= May 1872 East Sydney colonial by-election =

By-election in New South Wales, Australia

A by-election was held for the New South Wales Legislative Assembly electorate of East Sydney on 22 May 1872 because Henry Parkes had been appointed Premier and Colonial Secretary, forming the first Parkes ministry. Such ministerial by-elections were usually uncontested however on this occasion a poll was required in East Sydney and Newcastle (George Lloyd), while the five other ministers, Edward Butler (Argyle), James Farnell (Parramatta), Joseph Innes (Mudgee), William Piddington (The Hawkesbury) and John Sutherland (Paddington), were re-elected unopposed.

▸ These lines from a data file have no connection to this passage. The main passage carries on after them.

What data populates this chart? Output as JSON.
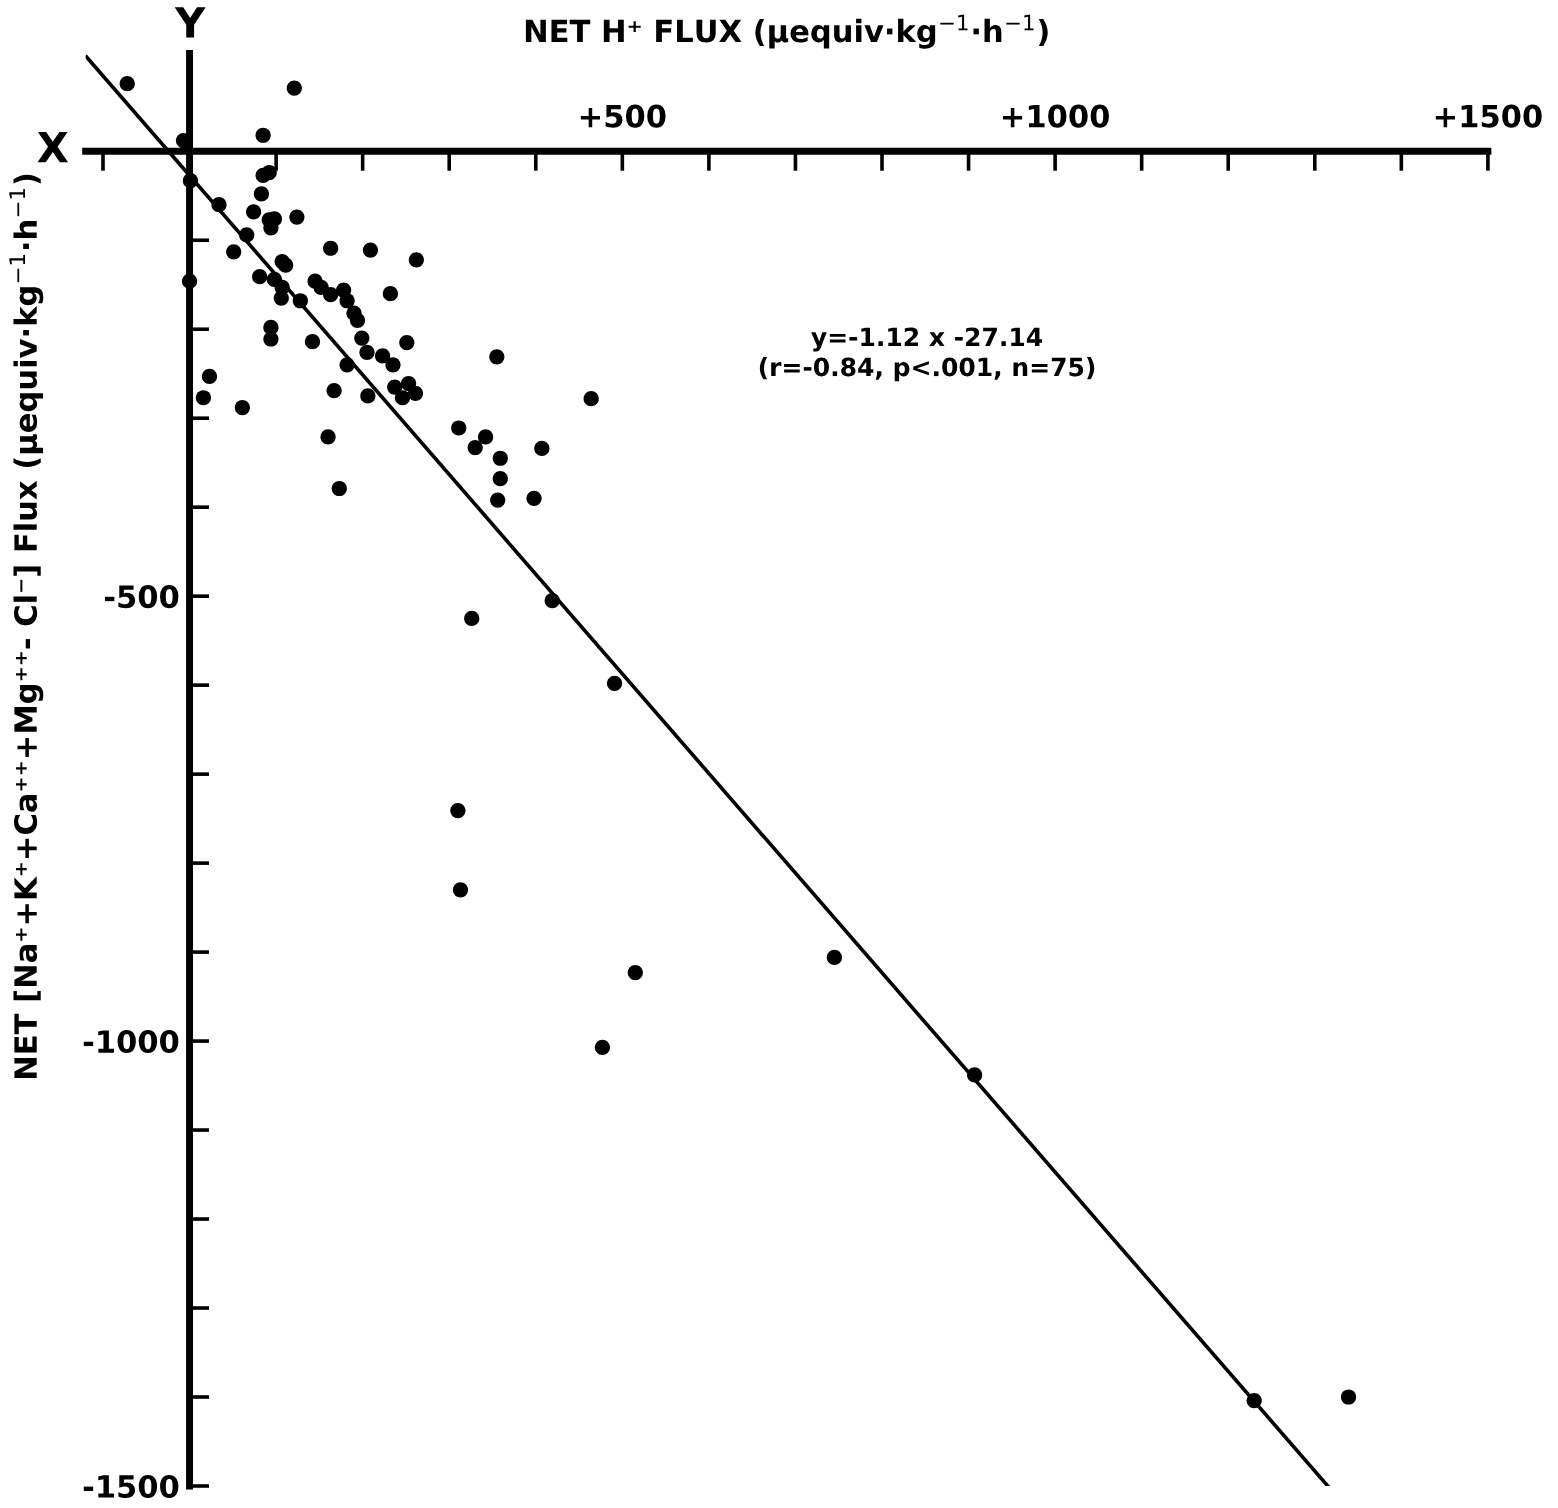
{
  "chart_data": {
    "type": "scatter",
    "xlabel": "NET H⁺ FLUX (μequiv·kg$^{−1}$·h$^{−1}$)",
    "ylabel": "NET [Na⁺+K⁺+Ca⁺⁺+Mg⁺⁺- Cl⁻] Flux (μequiv·kg$^{−1}$·h$^{−1}$)",
    "annotations": [
      "X",
      "Y",
      "y=-1.12 x -27.14\n(r=-0.84, p<.001, n=75)"
    ],
    "xlim": [
      -120,
      1500
    ],
    "ylim": [
      -1500,
      110
    ],
    "xticks": [
      {
        "value": -100,
        "label": null
      },
      {
        "value": 100,
        "label": null
      },
      {
        "value": 200,
        "label": null
      },
      {
        "value": 300,
        "label": null
      },
      {
        "value": 400,
        "label": null
      },
      {
        "value": 500,
        "label": "+500"
      },
      {
        "value": 600,
        "label": null
      },
      {
        "value": 700,
        "label": null
      },
      {
        "value": 800,
        "label": null
      },
      {
        "value": 900,
        "label": null
      },
      {
        "value": 1000,
        "label": "+1000"
      },
      {
        "value": 1100,
        "label": null
      },
      {
        "value": 1200,
        "label": null
      },
      {
        "value": 1300,
        "label": null
      },
      {
        "value": 1400,
        "label": null
      },
      {
        "value": 1500,
        "label": "+1500"
      }
    ],
    "yticks": [
      -1500,
      {
        "value": -1400,
        "label": null
      },
      {
        "value": -1300,
        "label": null
      },
      {
        "value": -1200,
        "label": null
      },
      {
        "value": -1100,
        "label": null
      },
      -1000,
      {
        "value": -900,
        "label": null
      },
      {
        "value": -800,
        "label": null
      },
      {
        "value": -700,
        "label": null
      },
      {
        "value": -600,
        "label": null
      },
      -500,
      {
        "value": -400,
        "label": null
      },
      {
        "value": -300,
        "label": null
      },
      {
        "value": -200,
        "label": null
      },
      {
        "value": -100,
        "label": null
      }
    ],
    "marker": "circle",
    "grid": false,
    "legend": false,
    "series": [
      {
        "color": "#000000",
        "x": [
          -72,
          -7,
          85,
          121,
          1,
          85,
          92,
          83,
          34,
          74,
          92,
          98,
          94,
          124,
          66,
          51,
          107,
          111,
          163,
          209,
          262,
          0,
          81,
          98,
          107,
          106,
          128,
          145,
          152,
          163,
          178,
          182,
          190,
          194,
          232,
          94,
          94,
          142,
          199,
          205,
          182,
          223,
          235,
          251,
          23,
          16,
          61,
          167,
          206,
          237,
          253,
          246,
          261,
          355,
          464,
          160,
          173,
          311,
          330,
          342,
          359,
          359,
          356,
          407,
          398,
          326,
          419,
          491,
          310,
          313,
          515,
          477,
          745,
          907,
          1230,
          1339
        ],
        "values": [
          76,
          12,
          18,
          71,
          -33,
          -27,
          -24,
          -48,
          -60,
          -68,
          -77,
          -76,
          -86,
          -74,
          -94,
          -113,
          -124,
          -128,
          -109,
          -111,
          -122,
          -146,
          -141,
          -144,
          -153,
          -165,
          -168,
          -146,
          -153,
          -161,
          -156,
          -168,
          -182,
          -190,
          -160,
          -198,
          -211,
          -214,
          -210,
          -226,
          -240,
          -230,
          -240,
          -215,
          -253,
          -277,
          -288,
          -269,
          -275,
          -265,
          -261,
          -277,
          -272,
          -231,
          -278,
          -321,
          -379,
          -311,
          -333,
          -321,
          -345,
          -368,
          -392,
          -334,
          -390,
          -525,
          -505,
          -598,
          -741,
          -830,
          -923,
          -1007,
          -906,
          -1038,
          -1404,
          -1400
        ]
      },
      {
        "type": "line",
        "color": "#000000",
        "marker": "none",
        "line_style": "solid",
        "x": [
          -119,
          1315
        ],
        "values": [
          106,
          -1500
        ]
      }
    ]
  }
}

James Jones had been an unsuccessful candidate for Central Cumberland at the 1868 by-election, and the 1869 election.

==Dates==

| Date | Event |
|---|---|
| 14 May 1872 | First Parkes ministry appointed. |
| 15 May 1872 | Writ of election issued by the Speaker of the Legislative Assembly. |
| 20 May 1872 | Nominations |
| 22 May 1872 | Polling day |
| 11 June 1872 | Return of writ |

==Result==

1872 East Sydney by-election Wednesday 22 May
| Candidate |  | Votes | % |
|---|---|---|---|
| Henry Parkes (re-elected) |  | 2,686 | 68.8 |
| James Jones |  | 1,216 | 31.2 |
| Total formal votes |  | 3,902 | 100.0 |
| Informal votes |  | 0 | 0.0 |
| Turnout |  | 3,902 | 35.0 |

Henry Parkes was appointed Premier and Colonial Secretary, forming the first Parkes ministry.